The trust company argued that Cai had many years of securities trading experience, with over 1,500 transactions across multiple securities firms, involving high-risk products like margin trading, indicating strong risk recognition and tolerance, and thus should be exempt from the suitability obligation. They claimed the losses were due to market risk and not their fault.
The court found that, although Cai had rich investment experience, the amount invested in this trust was far higher than any of his previous securities transactions. His past risk willingness did not imply he was willing to bear the risks of this transaction. The trust company also failed to provide evidence of client qualification review or risk disclosure, and the questionnaire was not signed by Cai himself. The trust company did not fulfill its suitability obligations and should be liable for damages.

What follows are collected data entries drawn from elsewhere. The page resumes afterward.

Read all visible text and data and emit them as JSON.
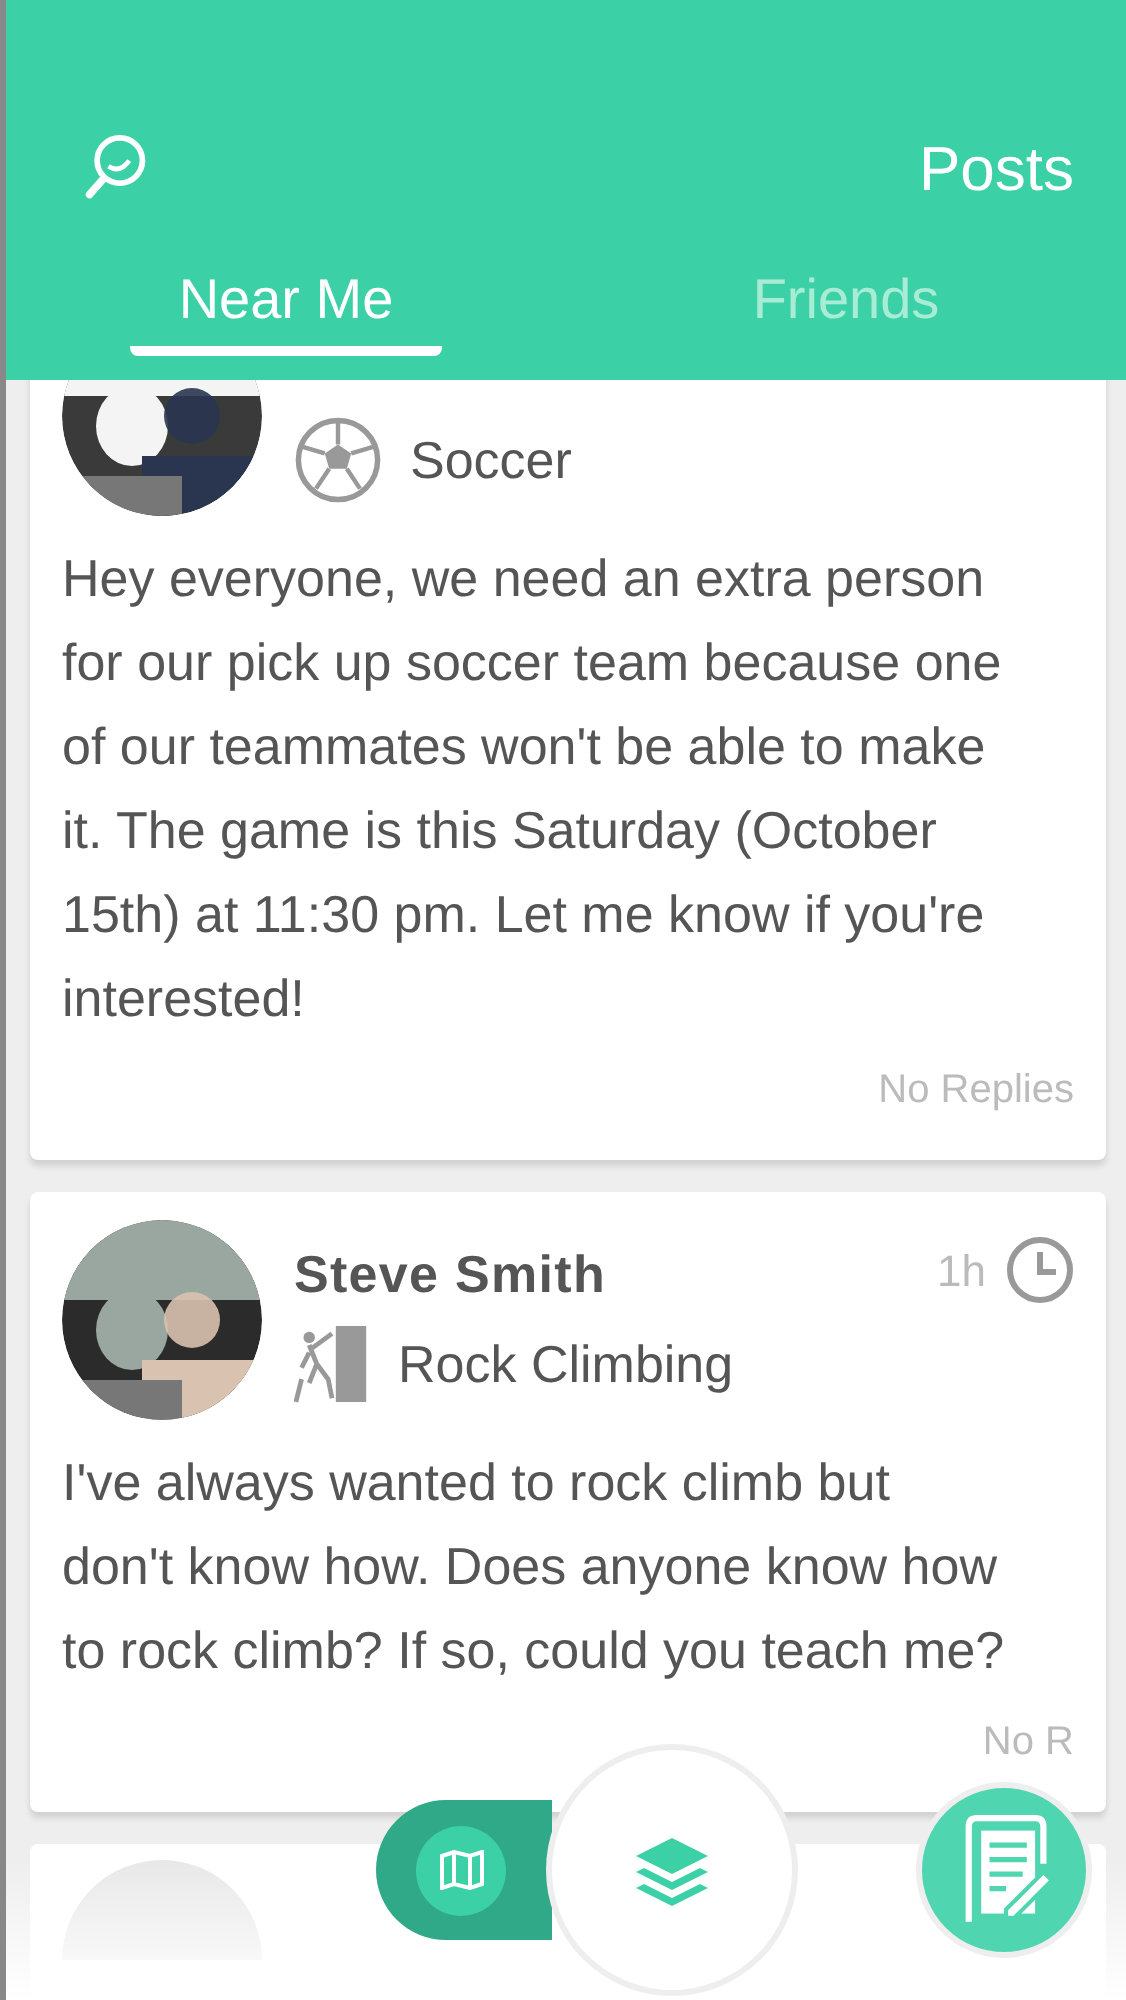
{
  "header": {
    "title": "Posts"
  },
  "tabs": [
    {
      "label": "Near Me",
      "selected": true
    },
    {
      "label": "Friends",
      "selected": false
    }
  ],
  "posts": [
    {
      "activity": "Soccer",
      "kind": "soccer",
      "body": "Hey everyone, we need an extra person for our pick up soccer team because one of our teammates won't be able to make it. The game is this Saturday (October 15th) at 11:30 pm. Let me know if you're interested!",
      "replies": "No Replies"
    },
    {
      "name": "Steve Smith",
      "time": "1h",
      "activity": "Rock Climbing",
      "kind": "climbing",
      "body": "I've always wanted to rock climb but don't know how. Does anyone know how to rock climb? If so, could you teach me?",
      "replies": "No R"
    }
  ],
  "view_modes": [
    {
      "selected": false
    },
    {
      "selected": true
    }
  ]
}
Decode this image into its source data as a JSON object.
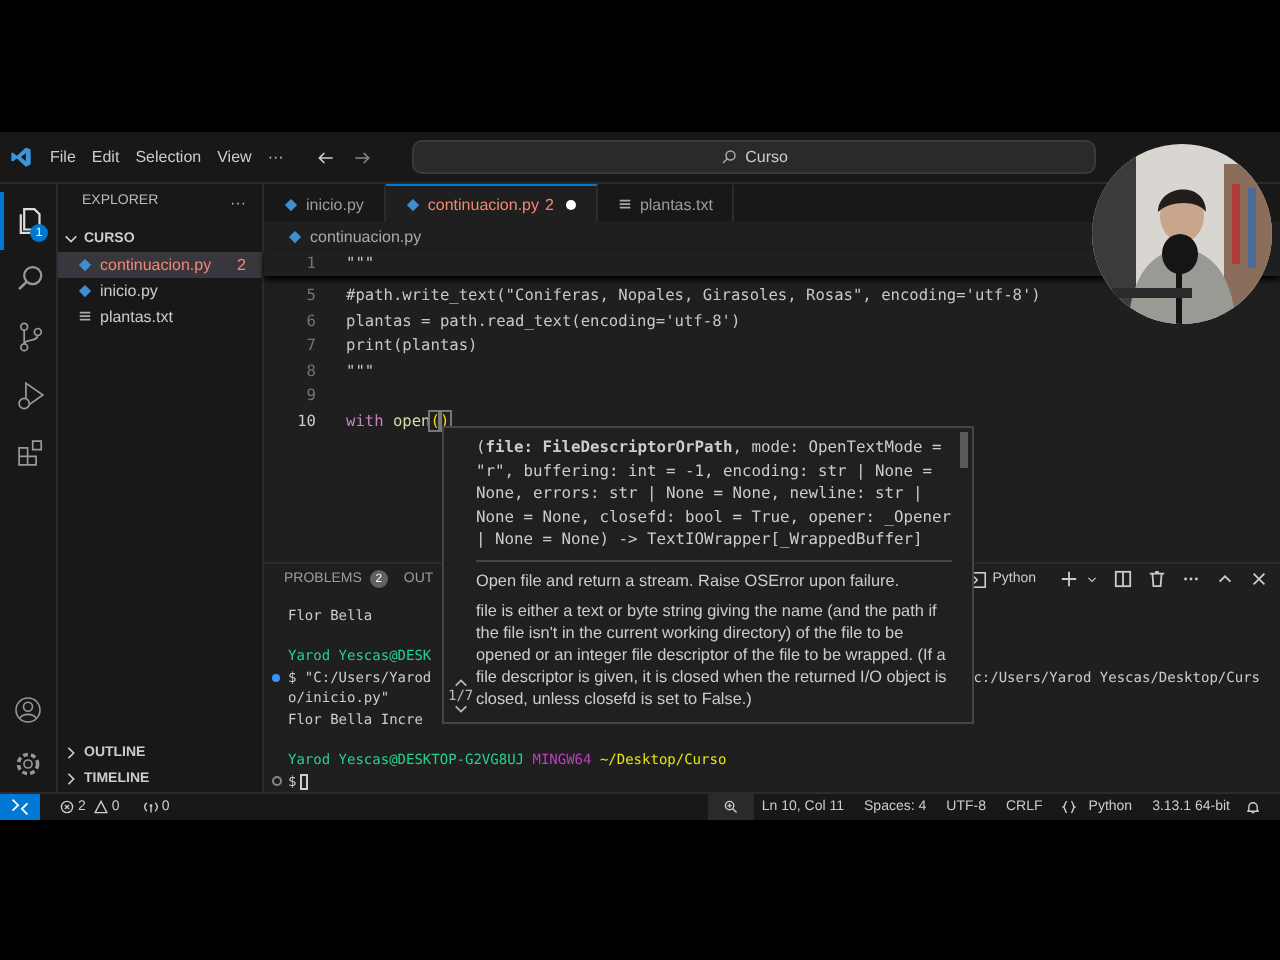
{
  "title_bar": {
    "menu": [
      "File",
      "Edit",
      "Selection",
      "View",
      "···"
    ],
    "command_center": "Curso"
  },
  "activity_bar": {
    "items": [
      {
        "kind": "explorer",
        "selected": true,
        "badge": "1"
      },
      {
        "kind": "search",
        "selected": false
      },
      {
        "kind": "source-control",
        "selected": false
      },
      {
        "kind": "run",
        "selected": false
      },
      {
        "kind": "extensions",
        "selected": false
      }
    ],
    "bottom": [
      {
        "kind": "account"
      },
      {
        "kind": "settings"
      }
    ]
  },
  "sidebar": {
    "title": "EXPLORER",
    "more": "···",
    "folder": "CURSO",
    "files": [
      {
        "name": "continuacion.py",
        "kind": "python",
        "selected": true,
        "problems": "2"
      },
      {
        "name": "inicio.py",
        "kind": "python",
        "selected": false
      },
      {
        "name": "plantas.txt",
        "kind": "text",
        "selected": false
      }
    ],
    "sections": [
      "OUTLINE",
      "TIMELINE"
    ]
  },
  "tabs": [
    {
      "label": "inicio.py",
      "kind": "python",
      "selected": false,
      "modified": false
    },
    {
      "label": "continuacion.py",
      "kind": "python",
      "selected": true,
      "modified": true,
      "problems": "2"
    },
    {
      "label": "plantas.txt",
      "kind": "text",
      "selected": false,
      "modified": false
    }
  ],
  "breadcrumb": "continuacion.py",
  "sticky_line": {
    "number": "1",
    "text": "\"\"\""
  },
  "code_lines": [
    {
      "number": "5",
      "current": false,
      "tokens": [
        {
          "text": "#path.write_text(\"Coniferas, Nopales, Girasoles, Rosas\", encoding='utf-8')",
          "kind": "plain"
        }
      ]
    },
    {
      "number": "6",
      "current": false,
      "tokens": [
        {
          "text": "plantas = path.read_text(encoding='utf-8')",
          "kind": "plain"
        }
      ]
    },
    {
      "number": "7",
      "current": false,
      "tokens": [
        {
          "text": "print(plantas)",
          "kind": "plain"
        }
      ]
    },
    {
      "number": "8",
      "current": false,
      "tokens": [
        {
          "text": "\"\"\"",
          "kind": "plain"
        }
      ]
    },
    {
      "number": "9",
      "current": false
    },
    {
      "number": "10",
      "current": true,
      "tokens": [
        {
          "text": "with",
          "kind": "keyword"
        },
        {
          "text": "open",
          "kind": "function"
        },
        {
          "text": "(",
          "kind": "bracket"
        },
        {
          "text": ")",
          "kind": "bracket"
        }
      ]
    }
  ],
  "hover": {
    "signature": "(**file: FileDescriptorOrPath**, mode: OpenTextMode = \"r\", buffering: int = -1, encoding: str | None = None, errors: str | None = None, newline: str | None = None, closefd: bool = True, opener: _Opener | None = None) -> TextIOWrapper[_WrappedBuffer]",
    "paragraphs": [
      "Open file and return a stream. Raise OSError upon failure.",
      "file is either a text or byte string giving the name (and the path if the file isn't in the current working directory) of the file to be opened or an integer file descriptor of the file to be wrapped. (If a file descriptor is given, it is closed when the returned I/O object is closed, unless closefd is set to False.)"
    ],
    "pager": "1/7"
  },
  "panel": {
    "tabs": [
      {
        "label": "PROBLEMS",
        "badge": "2",
        "selected": false
      },
      {
        "label": "OUT",
        "selected": false
      }
    ],
    "terminal_name": "Python"
  },
  "terminal": {
    "lines": [
      {
        "kind": "output",
        "segments": [
          {
            "text": "Flor Bella",
            "kind": "output"
          }
        ]
      },
      {
        "kind": "blank"
      },
      {
        "kind": "output",
        "segments": [
          {
            "text": "Yarod Yescas@DESK",
            "kind": "user"
          }
        ]
      },
      {
        "kind": "command-success",
        "segments": [
          {
            "text": "$ \"C:/Users/Yarod",
            "kind": "output"
          }
        ],
        "right": "c:/Users/Yarod Yescas/Desktop/Curs"
      },
      {
        "kind": "output",
        "segments": [
          {
            "text": "o/inicio.py\"",
            "kind": "output"
          }
        ]
      },
      {
        "kind": "output",
        "segments": [
          {
            "text": "Flor Bella Incre",
            "kind": "output"
          }
        ]
      },
      {
        "kind": "blank"
      },
      {
        "kind": "output",
        "segments": [
          {
            "text": "Yarod Yescas@DESKTOP-G2VG8UJ",
            "kind": "user"
          },
          {
            "text": " MINGW64",
            "kind": "host"
          },
          {
            "text": " ~/Desktop/Curso",
            "kind": "path"
          }
        ]
      },
      {
        "kind": "prompt",
        "segments": [
          {
            "text": "$",
            "kind": "output"
          }
        ],
        "cursor": true
      }
    ]
  },
  "status_bar": {
    "errors": "2",
    "warnings": "0",
    "ports": "0",
    "right": [
      "Ln 10, Col 11",
      "Spaces: 4",
      "UTF-8",
      "CRLF",
      "Python",
      "3.13.1 64-bit"
    ]
  }
}
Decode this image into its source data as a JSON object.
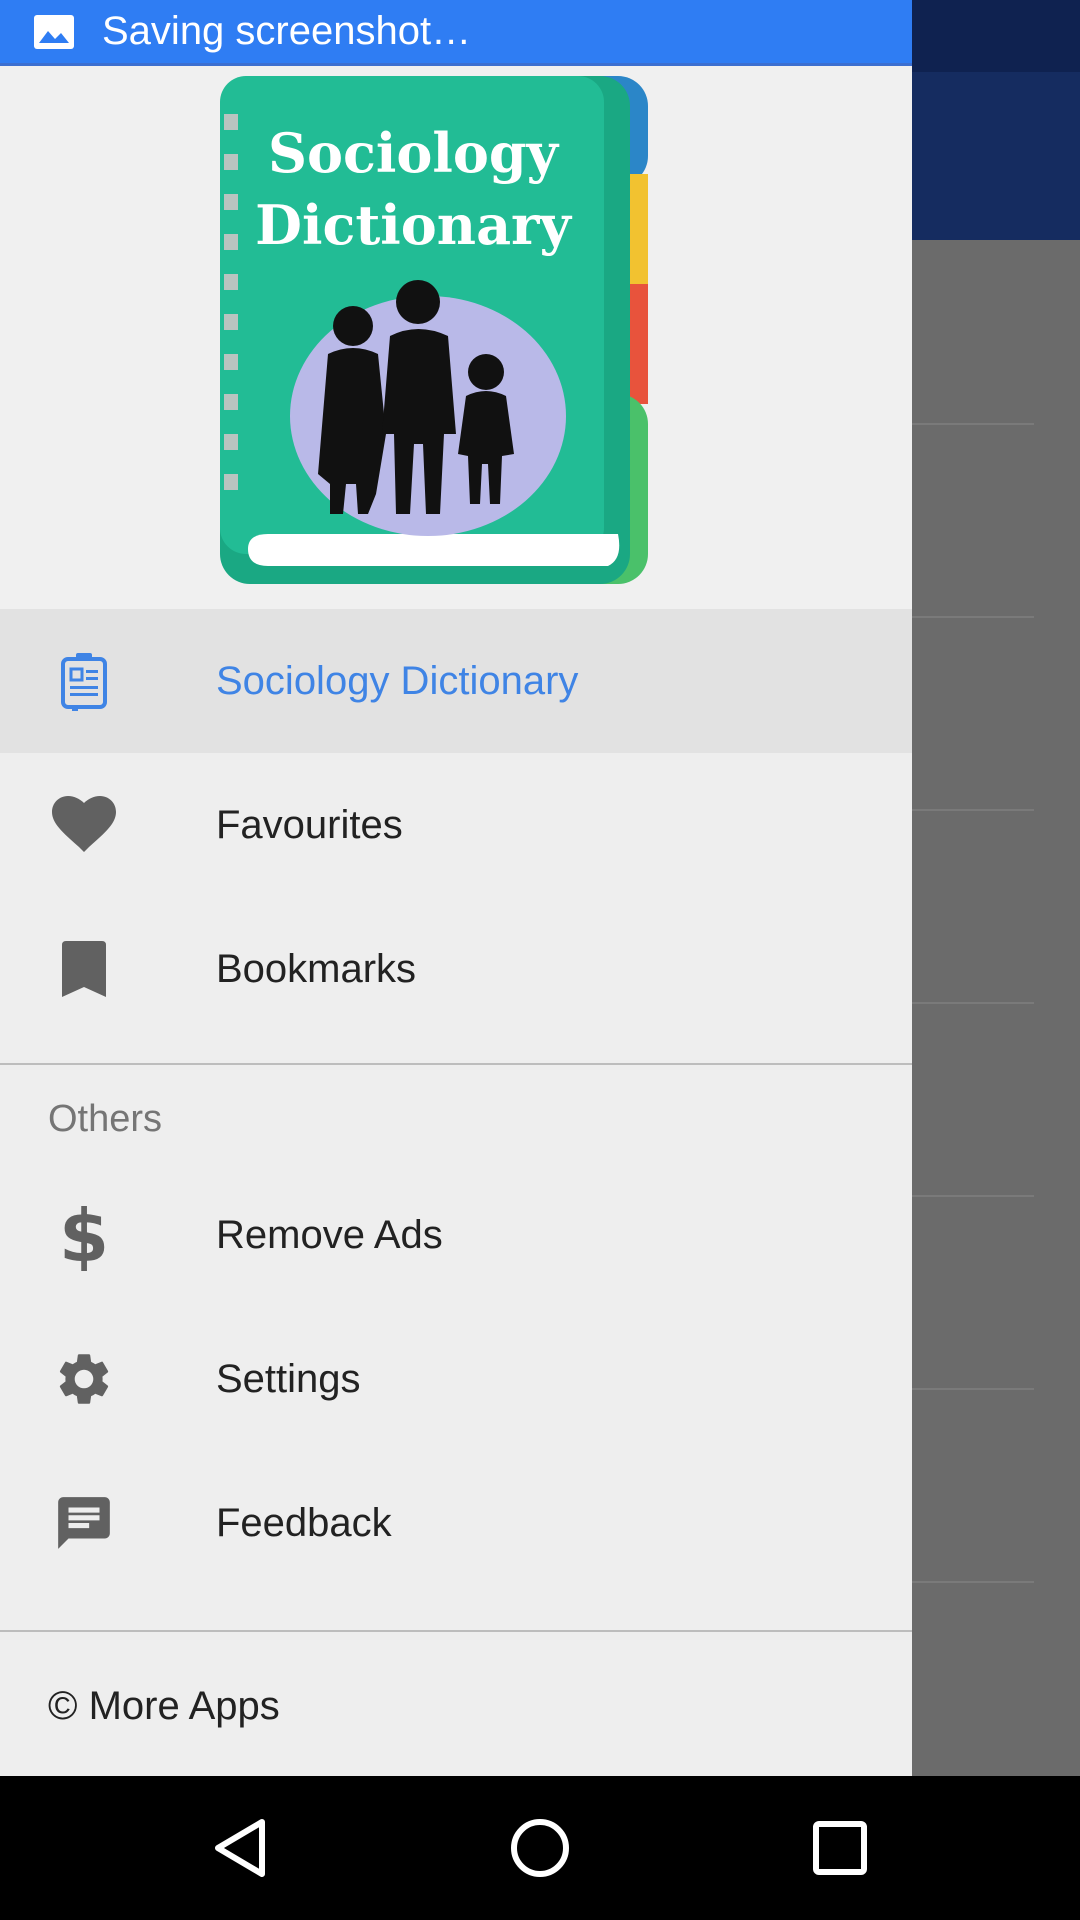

The court ordered the trust company to compensate Cai for over 3.9 million yuan in losses.
The judge reminded that Articles 4 and 10 of the Measures clearly state that financial institutions are responsible for suitability management, requiring truthful customer information collection, strict qualification review, and risk disclosure. Investment experience can only serve as a reference for assessing risk awareness and does not exempt institutions from their legal duties.